You might think the avian imagery are the only thing the two have in common and that they couldn't be further apart other than that one superficial connection. One is a sex-and-violence-fueled drama for grown-ups, the other is an animated musical for kids. Rio has a happy conclusion; Game of Thrones may never end.
All the same, there's some darkness in Rio, most notably in the form of Nigel the cockatoo, who is arguably the main villain of the story. (There are both people and birds caught up in the plot machinations of the movie, ornithologists and pet owners and poachers and smugglers, so you could argue the greedy humans are the main villains, but go with me here.) Nigel is voiced by Jemaine Clement (of Flight of the Concords) and ... wow, he really breaks the mold.
Don't get me wrong, I admire the heck out of Jemaine Clement as both a writer and performer of some really sharp comedy. And he has a great voice, both speaking and singing, so he brings Nigel to life in a delightfully creepy way and gets to perform what is for my money the best song in the movie, "Pretty Bird".
And also don't get me wrong that I appreciate that there is a general tendency for children's entertainment, especially modern feature-length animated films, to be predictably formulaic. Heroes are reluctant but basically decent and learn important lessons about being true to themselves, while villains are power hungry or egregiously materialistic or both. On the one hand, if it ain't broke don't fix it, I get that. But on the other hand I applaud anyone who even tries to deviate from the proscribed boundaries, regardless of their success. So, Nigel got my attention because he's not trying to take over the world, to steal the crown of King of the Birds, or make a fortune by selling out the kindly old Mom and Pop Macaw business to developers or anything like that. His backstory, as relayed when he performs Pretty Bird, is this: he was once a famous TV star, and then he got old and got replaced. And because of the mental trauma associated with rising to the top and then losing it all because of the inexorable passage of time (and the entertainment industry's worship of youth above all else) Nigel became twisted and evil and sadistic, and now his only pleasure in life is making other birds suffer. He works with the bird poachers because it gives him the opportunity to torment other birds. He goes beyond being merely misanthropic (misaviopic?) and into terrifyingly Hannibal-Lecter-crazy; they literally depict him as a cannibal who enjoys eating chicken wings! Like I said, kudos for coming up with a motivation for the bad guy that's not totally rote, but like I also said, WOW.
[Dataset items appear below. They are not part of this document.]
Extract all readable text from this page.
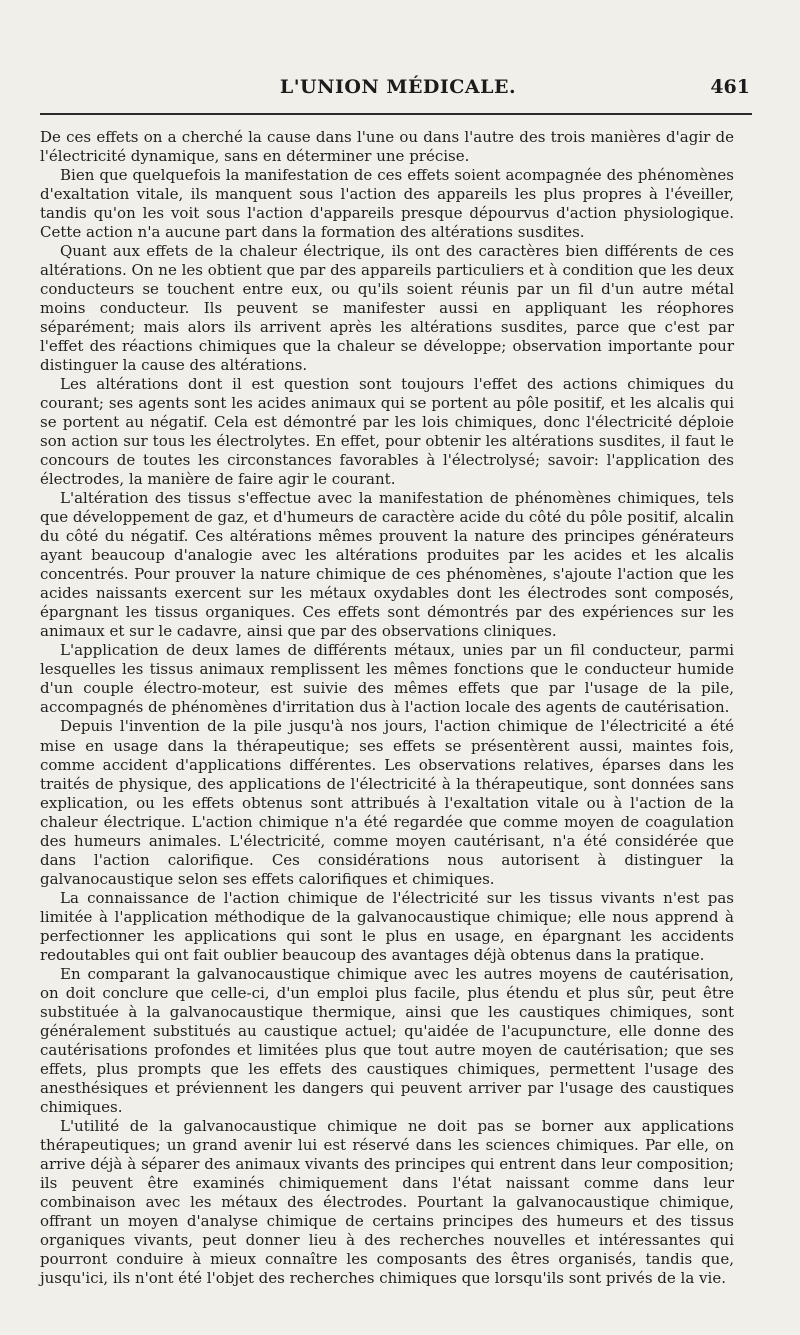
L'UNION MÉDICALE.	461

De ces effets on a cherché la cause dans l'une ou dans l'autre des trois manières d'agir de l'électricité dynamique, sans en déterminer une précise.

Bien que quelquefois la manifestation de ces effets soient acompagnée des phénomènes d'exaltation vitale, ils manquent sous l'action des appareils les plus propres à l'éveiller, tandis qu'on les voit sous l'action d'appareils presque dépourvus d'action physiologique. Cette action n'a aucune part dans la formation des altérations susdites.

Quant aux effets de la chaleur électrique, ils ont des caractères bien différents de ces altérations. On ne les obtient que par des appareils particuliers et à condition que les deux conducteurs se touchent entre eux, ou qu'ils soient réunis par un fil d'un autre métal moins conducteur. Ils peuvent se manifester aussi en appliquant les réophores séparément; mais alors ils arrivent après les altérations susdites, parce que c'est par l'effet des réactions chimiques que la chaleur se développe; observation importante pour distinguer la cause des altérations.

Les altérations dont il est question sont toujours l'effet des actions chimiques du courant; ses agents sont les acides animaux qui se portent au pôle positif, et les alcalis qui se portent au négatif. Cela est démontré par les lois chimiques, donc l'électricité déploie son action sur tous les électrolytes. En effet, pour obtenir les altérations susdites, il faut le concours de toutes les circonstances favorables à l'électrolysé; savoir: l'application des électrodes, la manière de faire agir le courant.

L'altération des tissus s'effectue avec la manifestation de phénomènes chimiques, tels que développement de gaz, et d'humeurs de caractère acide du côté du pôle positif, alcalin du côté du négatif. Ces altérations mêmes prouvent la nature des principes générateurs ayant beaucoup d'analogie avec les altérations produites par les acides et les alcalis concentrés. Pour prouver la nature chimique de ces phénomènes, s'ajoute l'action que les acides naissants exercent sur les métaux oxydables dont les électrodes sont composés, épargnant les tissus organiques. Ces effets sont démontrés par des expériences sur les animaux et sur le cadavre, ainsi que par des observations cliniques.

L'application de deux lames de différents métaux, unies par un fil conducteur, parmi lesquelles les tissus animaux remplissent les mêmes fonctions que le conducteur humide d'un couple électro-moteur, est suivie des mêmes effets que par l'usage de la pile, accompagnés de phénomènes d'irritation dus à l'action locale des agents de cautérisation.

Depuis l'invention de la pile jusqu'à nos jours, l'action chimique de l'électricité a été mise en usage dans la thérapeutique; ses effets se présentèrent aussi, maintes fois, comme accident d'applications différentes. Les observations relatives, éparses dans les traités de physique, des applications de l'électricité à la thérapeutique, sont données sans explication, ou les effets obtenus sont attribués à l'exaltation vitale ou à l'action de la chaleur électrique. L'action chimique n'a été regardée que comme moyen de coagulation des humeurs animales. L'électricité, comme moyen cautérisant, n'a été considérée que dans l'action calorifique. Ces considérations nous autorisent à distinguer la galvanocaustique selon ses effets calorifiques et chimiques.

La connaissance de l'action chimique de l'électricité sur les tissus vivants n'est pas limitée à l'application méthodique de la galvanocaustique chimique; elle nous apprend à perfectionner les applications qui sont le plus en usage, en épargnant les accidents redoutables qui ont fait oublier beaucoup des avantages déjà obtenus dans la pratique.

En comparant la galvanocaustique chimique avec les autres moyens de cautérisation, on doit conclure que celle-ci, d'un emploi plus facile, plus étendu et plus sûr, peut être substituée à la galvanocaustique thermique, ainsi que les caustiques chimiques, sont généralement substitués au caustique actuel; qu'aidée de l'acupuncture, elle donne des cautérisations profondes et limitées plus que tout autre moyen de cautérisation; que ses effets, plus prompts que les effets des caustiques chimiques, permettent l'usage des anesthésiques et préviennent les dangers qui peuvent arriver par l'usage des caustiques chimiques.

L'utilité de la galvanocaustique chimique ne doit pas se borner aux applications thérapeutiques; un grand avenir lui est réservé dans les sciences chimiques. Par elle, on arrive déjà à séparer des animaux vivants des principes qui entrent dans leur composition; ils peuvent être examinés chimiquement dans l'état naissant comme dans leur combinaison avec les métaux des électrodes. Pourtant la galvanocaustique chimique, offrant un moyen d'analyse chimique de certains principes des humeurs et des tissus organiques vivants, peut donner lieu à des recherches nouvelles et intéressantes qui pourront conduire à mieux connaître les composants des êtres organisés, tandis que, jusqu'ici, ils n'ont été l'objet des recherches chimiques que lorsqu'ils sont privés de la vie.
There's something more than a little bit disturbing about hearing your six year old breaking out snippets of "Pretty Bird" at random moments, when they include lines like "I'm a feathery freak/With a beak/A bird murderer/You think you're badder than me?/I've never heard of ya". Yes, it's impressive that he memorized the lyrics after watching the movie only two or three times, and yes his flow is pretty good on the delivery, too, and yes, "murderer ... heard of ya" is a dope rhyme BUT STILL.
The climax of the movie takes place on board a cargo plane and Blu the heroic macaw outwits Nigel and manages to knock the cockatoo out of the hold. At which point Nigel gets sucked into the engine of the plane, in a moment which is more or less played as silly slapstick violence. But when I saw the movie the first time, given the context of Nigel's characterization, I thought it was not outside the realm of possibility that the implication was that Nigel had been brutally dismembered. Later there's an epilogue showing that Nigel survived, and merely was stripped of most of his feathers and made even uglier, which is pretty good comeuppance for the character driven over the brink by thwarted vanity, I guess.
There's a Rio 2 which none of us have seen yet, but I understand Nigel at least makes an appearance in the sequel. Nobody spoil it for me, but if they somehow make the bad bird even more bananas in the second installment, I may be ruined for kiddie flicks for life.